Are you doing all you can to ensure efficient shipping over the road? The first step to knowing you are making the right decisions with your freight is understanding the impact mode can make on cost, speed, and risk. Be sure to know these differences between FTL vs LTL before letting your product leave the warehouse.
Why FTL & LTL Are Different
FTL (Truckload / Full Truckload / TL) – Full truckload shipping typically means that one trailer is contracted to a single customer, shipper, or consignee. These shipments usually move from point A to point B.
LTL (Less-than-Truckload) – Generally, a trailer mixed with freight from two or more customers, shippers, or consignees. LTL shipments will not just make multiple stops at different locations to pick-up and drop-off freight, but shipments are also loaded and unloaded at consolidation facilities.
FTL (aka TL, or Truckload) – Pricing for truckload is simple: you pay for a trailer to move from point A to B. As long as your goods aren’t overweight, out-of-gage, or require special handling instructions, it doesn’t matter if you are moving a hundred pound box of matches or forty-thousand pounds of candles. A truckload will cost a truckload, regardless of whether your shipment fills the space or reaches maximum legal weight. While the break-even point between FTL vs LTL varies, shippers moving standard freight are usually opting for FTL when their goods weigh over 10,000 lbs, and/or they have over 10 pallets.

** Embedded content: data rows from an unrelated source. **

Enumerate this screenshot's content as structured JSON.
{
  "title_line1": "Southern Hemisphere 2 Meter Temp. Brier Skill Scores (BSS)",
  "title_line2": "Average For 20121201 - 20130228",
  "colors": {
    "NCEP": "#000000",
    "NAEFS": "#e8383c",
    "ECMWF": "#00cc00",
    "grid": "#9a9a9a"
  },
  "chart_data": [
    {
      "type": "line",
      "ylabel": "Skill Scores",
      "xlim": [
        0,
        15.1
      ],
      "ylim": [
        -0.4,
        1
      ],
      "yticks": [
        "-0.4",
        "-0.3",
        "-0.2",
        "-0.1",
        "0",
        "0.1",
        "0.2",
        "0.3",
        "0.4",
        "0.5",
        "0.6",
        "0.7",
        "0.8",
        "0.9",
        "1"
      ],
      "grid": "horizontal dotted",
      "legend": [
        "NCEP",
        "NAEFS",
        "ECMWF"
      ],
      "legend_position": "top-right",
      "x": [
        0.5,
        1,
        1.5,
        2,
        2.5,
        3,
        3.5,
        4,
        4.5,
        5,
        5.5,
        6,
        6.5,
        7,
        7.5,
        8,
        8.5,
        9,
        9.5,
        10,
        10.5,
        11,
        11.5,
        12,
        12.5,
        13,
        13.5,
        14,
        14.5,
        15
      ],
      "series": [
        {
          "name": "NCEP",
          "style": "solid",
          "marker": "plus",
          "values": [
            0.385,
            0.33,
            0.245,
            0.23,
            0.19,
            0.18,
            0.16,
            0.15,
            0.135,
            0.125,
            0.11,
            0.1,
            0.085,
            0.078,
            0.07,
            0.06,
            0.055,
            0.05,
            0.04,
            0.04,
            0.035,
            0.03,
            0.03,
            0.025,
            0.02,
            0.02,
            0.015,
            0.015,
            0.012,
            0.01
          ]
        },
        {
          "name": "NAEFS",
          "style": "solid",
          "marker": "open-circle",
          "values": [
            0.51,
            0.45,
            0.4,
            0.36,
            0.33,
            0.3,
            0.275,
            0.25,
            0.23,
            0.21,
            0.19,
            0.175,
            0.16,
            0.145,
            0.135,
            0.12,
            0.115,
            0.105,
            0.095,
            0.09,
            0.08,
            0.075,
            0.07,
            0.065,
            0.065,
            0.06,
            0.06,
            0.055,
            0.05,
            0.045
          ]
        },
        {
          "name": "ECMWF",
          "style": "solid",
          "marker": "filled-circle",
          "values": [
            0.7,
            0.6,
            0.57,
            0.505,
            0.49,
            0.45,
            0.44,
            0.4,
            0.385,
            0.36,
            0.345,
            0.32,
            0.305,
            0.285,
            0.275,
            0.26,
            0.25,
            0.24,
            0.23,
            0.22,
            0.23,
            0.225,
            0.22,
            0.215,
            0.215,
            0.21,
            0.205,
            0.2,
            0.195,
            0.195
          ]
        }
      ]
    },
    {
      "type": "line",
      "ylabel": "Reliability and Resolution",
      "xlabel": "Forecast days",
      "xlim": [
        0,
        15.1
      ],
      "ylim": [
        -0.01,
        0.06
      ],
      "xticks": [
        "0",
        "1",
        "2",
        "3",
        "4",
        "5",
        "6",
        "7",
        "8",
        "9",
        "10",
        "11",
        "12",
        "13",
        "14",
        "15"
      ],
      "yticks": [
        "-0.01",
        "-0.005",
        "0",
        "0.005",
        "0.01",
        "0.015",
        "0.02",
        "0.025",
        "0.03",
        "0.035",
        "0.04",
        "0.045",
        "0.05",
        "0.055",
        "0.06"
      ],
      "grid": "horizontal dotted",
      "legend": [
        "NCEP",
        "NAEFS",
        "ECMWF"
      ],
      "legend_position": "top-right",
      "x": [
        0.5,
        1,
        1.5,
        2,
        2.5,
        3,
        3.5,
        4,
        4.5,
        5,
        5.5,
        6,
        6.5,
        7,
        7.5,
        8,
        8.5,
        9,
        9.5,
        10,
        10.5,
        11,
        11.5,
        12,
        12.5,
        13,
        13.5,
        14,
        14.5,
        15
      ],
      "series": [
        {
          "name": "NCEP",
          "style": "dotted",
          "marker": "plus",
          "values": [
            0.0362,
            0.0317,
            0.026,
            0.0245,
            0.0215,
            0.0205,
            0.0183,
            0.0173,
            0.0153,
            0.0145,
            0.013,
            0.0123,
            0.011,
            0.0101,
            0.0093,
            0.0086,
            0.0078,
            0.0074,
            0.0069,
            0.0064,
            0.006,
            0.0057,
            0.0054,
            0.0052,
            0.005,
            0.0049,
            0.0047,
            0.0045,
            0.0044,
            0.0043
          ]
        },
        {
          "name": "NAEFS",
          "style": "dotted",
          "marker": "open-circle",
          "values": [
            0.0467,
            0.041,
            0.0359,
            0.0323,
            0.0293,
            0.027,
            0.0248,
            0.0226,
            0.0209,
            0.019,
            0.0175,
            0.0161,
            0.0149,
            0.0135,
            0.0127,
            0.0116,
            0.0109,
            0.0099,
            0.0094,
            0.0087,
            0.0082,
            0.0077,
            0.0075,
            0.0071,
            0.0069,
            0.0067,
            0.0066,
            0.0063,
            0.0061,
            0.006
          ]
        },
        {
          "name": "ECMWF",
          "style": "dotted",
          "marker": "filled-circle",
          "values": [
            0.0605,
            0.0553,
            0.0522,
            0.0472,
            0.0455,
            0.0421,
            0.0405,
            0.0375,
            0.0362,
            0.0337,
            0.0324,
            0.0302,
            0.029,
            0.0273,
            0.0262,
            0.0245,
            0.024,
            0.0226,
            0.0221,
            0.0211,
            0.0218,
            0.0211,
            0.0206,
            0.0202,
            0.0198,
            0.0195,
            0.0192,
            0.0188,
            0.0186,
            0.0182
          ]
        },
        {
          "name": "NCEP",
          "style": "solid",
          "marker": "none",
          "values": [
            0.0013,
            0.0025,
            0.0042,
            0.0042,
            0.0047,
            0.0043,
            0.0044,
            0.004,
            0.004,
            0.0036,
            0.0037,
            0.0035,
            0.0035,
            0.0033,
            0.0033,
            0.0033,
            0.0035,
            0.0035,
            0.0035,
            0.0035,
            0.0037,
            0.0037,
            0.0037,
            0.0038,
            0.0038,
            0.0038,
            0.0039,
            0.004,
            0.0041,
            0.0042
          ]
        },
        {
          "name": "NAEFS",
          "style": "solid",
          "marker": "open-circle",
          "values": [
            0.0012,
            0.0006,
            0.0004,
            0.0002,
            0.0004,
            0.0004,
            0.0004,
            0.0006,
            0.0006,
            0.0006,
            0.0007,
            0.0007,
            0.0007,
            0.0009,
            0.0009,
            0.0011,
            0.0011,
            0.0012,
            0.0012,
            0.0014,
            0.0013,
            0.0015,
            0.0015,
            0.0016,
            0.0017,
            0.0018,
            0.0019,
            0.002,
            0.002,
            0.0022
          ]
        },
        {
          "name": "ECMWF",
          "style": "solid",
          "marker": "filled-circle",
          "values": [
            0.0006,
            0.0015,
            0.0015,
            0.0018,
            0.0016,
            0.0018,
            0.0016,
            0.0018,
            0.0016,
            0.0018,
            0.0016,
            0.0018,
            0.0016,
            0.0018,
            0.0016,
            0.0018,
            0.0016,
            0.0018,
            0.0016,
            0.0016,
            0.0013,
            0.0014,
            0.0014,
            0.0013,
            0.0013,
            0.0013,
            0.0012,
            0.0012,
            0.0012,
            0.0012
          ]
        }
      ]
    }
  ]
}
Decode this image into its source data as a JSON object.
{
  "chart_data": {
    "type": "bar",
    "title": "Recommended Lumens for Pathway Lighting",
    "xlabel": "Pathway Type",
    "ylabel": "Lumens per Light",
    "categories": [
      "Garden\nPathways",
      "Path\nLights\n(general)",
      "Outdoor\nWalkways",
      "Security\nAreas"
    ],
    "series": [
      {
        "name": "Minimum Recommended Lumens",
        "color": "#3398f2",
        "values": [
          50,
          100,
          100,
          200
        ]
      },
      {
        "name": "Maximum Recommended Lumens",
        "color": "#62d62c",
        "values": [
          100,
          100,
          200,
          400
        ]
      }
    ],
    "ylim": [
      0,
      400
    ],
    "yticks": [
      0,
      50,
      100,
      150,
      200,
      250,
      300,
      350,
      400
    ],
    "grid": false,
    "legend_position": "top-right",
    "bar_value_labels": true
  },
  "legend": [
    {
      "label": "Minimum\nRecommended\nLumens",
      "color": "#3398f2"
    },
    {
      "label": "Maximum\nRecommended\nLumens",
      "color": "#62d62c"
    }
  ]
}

LTL – Which weighs more: a hundred pounds of bricks or a hundred pounds of feathers? If you’ve already heard that one, here’s a new one for you: Which costs more to ship via LTL?
What you are shipping matters to an LTL carrier. Since your freight is loaded alongside other shipments, you split the cost of the trailer with other shippers. You are only responsible for the weight, space, and difficulty of the shipment associated with your load. But how do carriers calculate that?
In addition to considering the length of haul as a FTL carrier would, an LTL carrier will also consider the National Motor Freight Classification (NMFC) of that product. Class is determined primarily by density and difficulty of transport. The scale goes from 50 to 500, moving from dense and durable (bricks) to light and fragile (ping-pong balls). Different freight classes (there are 18 of them) are based on weight, length, and height, density, ease of handling, value and liability from things like theft, damage, break-ability, and spoilage. For the most part, the lower the NMFC class number, the lower the freight charge. Dense and durable freight is more desirable to these carriers and will cost less per pound to move.
FTL – The shortest distance between any two points is a straight line and FTL makes good on that law. With only one load to consider, a truck can go straight from origin to destination without having to stray from the natural path between the two. The only factor limiting how quickly it will arrive is a driver’s hours of service and the limits of capacity. FTL shipments can travel about 450 miles per day. This daily average has been reduced by nearly 50 miles a day on average since ELD regulations went into effect.
LTL – Since LTL shipments are essentially “carpooling” in the same trailer, they don’t have the luxury of taking a straight line to their ultimate destinations. For example, a shipment going from Boston to Atlanta may include stops at terminals in Philadelphia and Charlotte along the way. These stops and diversions can reduce overall distance traveled to roughly 300 miles per day.
However, since LTL shipments don’t have to wait for a full truck to depart, they can be scheduled more frequently than FTL shipments and present shippers with the opportunity to bring smaller shipments to market quicker.
There is always a risk of damage, delay, and loss when shipping your product over the road. Many damages, however, do not occur while freight is in transit, but when it is being handled at distribution centers and terminals.
Shipping via truckload has the advantage of only having the shipment handled twice. That is, once when brought onto the trailer and once when carried off.
LTL shipments may need to stop at several terminals before reaching their final destination, being unloaded and reloaded each time that a truck stops.
Let’s use our above example of a shipment moving from Boston to Atlanta. When it comes to handling, this looks more like three separate trips – from Boston to Philly, Philly to Charlotte, then Charlotte to Atlanta in one straight course. This means your product may be handled a few times, which leads to a higher risk of damage. Additionally, shipments can also be misloaded, improperly routed, and stolen.
As you can see, there really is no right answer in the debate between FTL vs LTL freight. Most optimized supply chains will utilize both forms of inland transportation, using them situationally and interchangeably when they best fit a given circumstance.
Shippers should ask themselves the following questions:
- Am I using the best routing given the needs of this shipment?
- Can we save money through intelligent routing and consolidations?
- Is my freight properly classified?
- Do I have freight that both/either FTL and LTL carriers want to carry? (read our shipper of choice guide for more on that)
- Are we capturing our shipment data and using it to reduce costs, increase visibility, and improve efficiency?